3. Why is Stanford in this bracket? Why are they a 3 seed? Stanford is in this bracket on Selection Sunday and has a 3 seed because the Cardinal went 6-1 against Quadrant II. They played 7 Quadrant II games, including six at home. Guess which ones they won. Stanford’s “signature win” was at Arizona State. Those Quadrant II home wins were apparently enough to convince the committee to ignore home losses to California and Eastern Washington along with a neutral court loss to Portland State and a defeat at Long Beach State. Yes, a Stanford team that probably would’ve struggled to win the Big Sky or WAC is hosting a game in the NIT because they racked up home victories and the committee ignored their losses.

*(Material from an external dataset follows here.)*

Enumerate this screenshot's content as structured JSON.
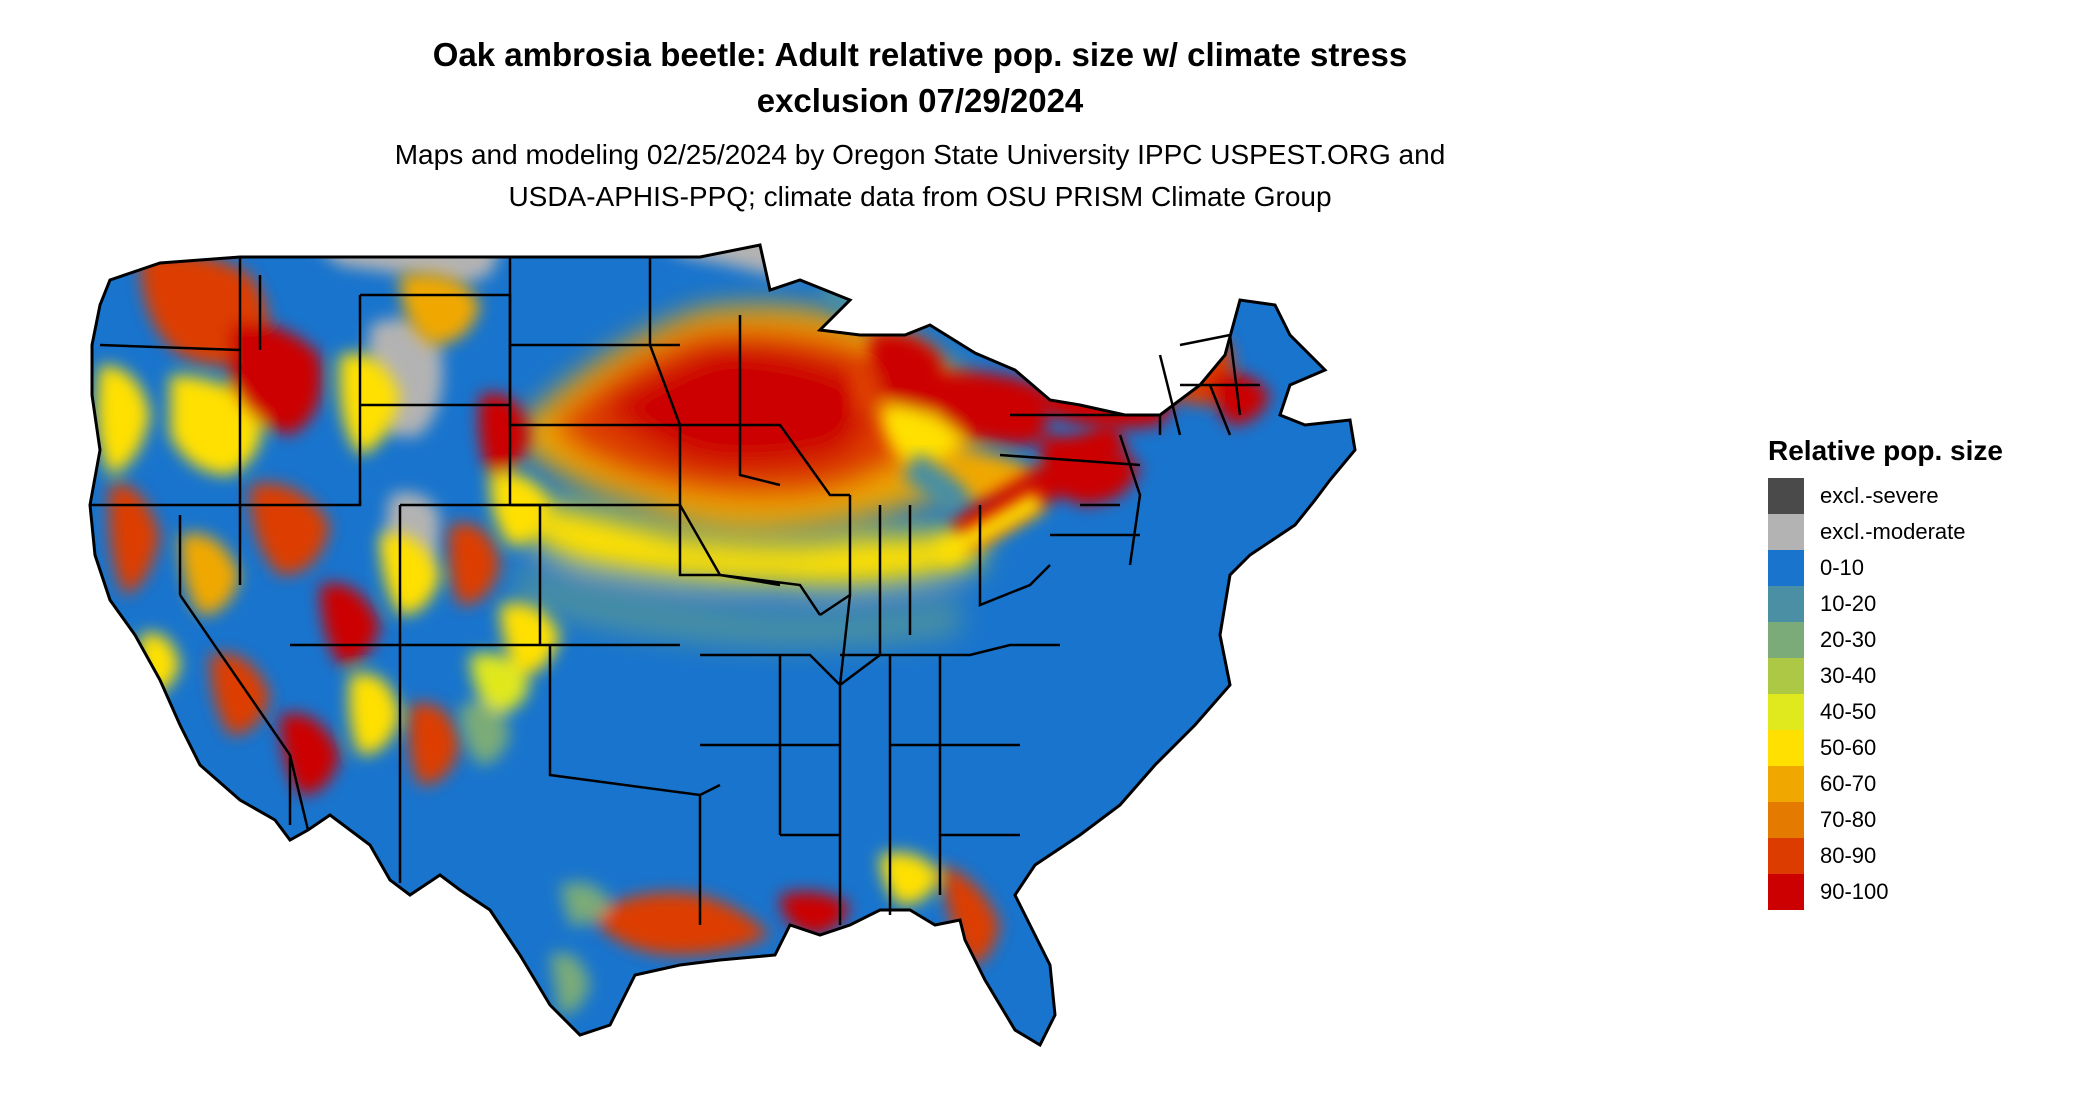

This is maybe the worst seed I’ve ever seen the committee hand out. It’s inexplicable.
4. BYU over South Carolina is a logical decision that goes against almost everything the committee typically does. It wasn’t all bad for the NIT selection committee. They did give Stanford a game against BYU instead of including 17-16 South Carolina. Though I do wonder if it’s just because the Gamecocks had a game against Limestone on their schedule and thus were actually exactly .500 against Division I teams (and at the top of their team sheet). That mark appears to be a taboo line for the committee, despite guidance that it would even be okay if a team was under .500 if they had a worth profile—teams have gotten bids when 1 game over .500, but at has proven near impossible. The other USC had road wins at Florida and Georgia, but it wasn’t enough. BYU appears to have gotten in thanks to its WCC Tournament victory over Saint Mary’s and a home win over in-state rival Utah. It’s cool that the committee gave BYU a bid, but the logic behind how the Cougars made it into the field and teams like Northeastern or Old Dominion didn’t is a little perplexing.
2 thoughts on “Four Thoughts On The NIT Bracket”
It’s probably nothing, but here’s a list of the kenpom top 50 teams in the last fifteen years to not receive an NCAA/NIT bid while still being over .500 and not dealing with a coaching change or postseason bans. If you see four teams, the list formatted correctly.
2011. Maryland (kp 44) – Williams didn’t resign until early May
2014: Maryland (kp 43)
2016: Clemson (kp 45)
2018: Maryland (kp 46)
2005 Ohio State, 2013 UConn, and recent years Louisville & SMU were banned from the postseason. Florida finished under .500 and ranked in the top 40 in 2015.
No team undergoing NCAA violation allegations should be rewarded with post-season play, LSU should have been left out. The game against ULL was a good one but LSU was not worthy of the honor of post-season play.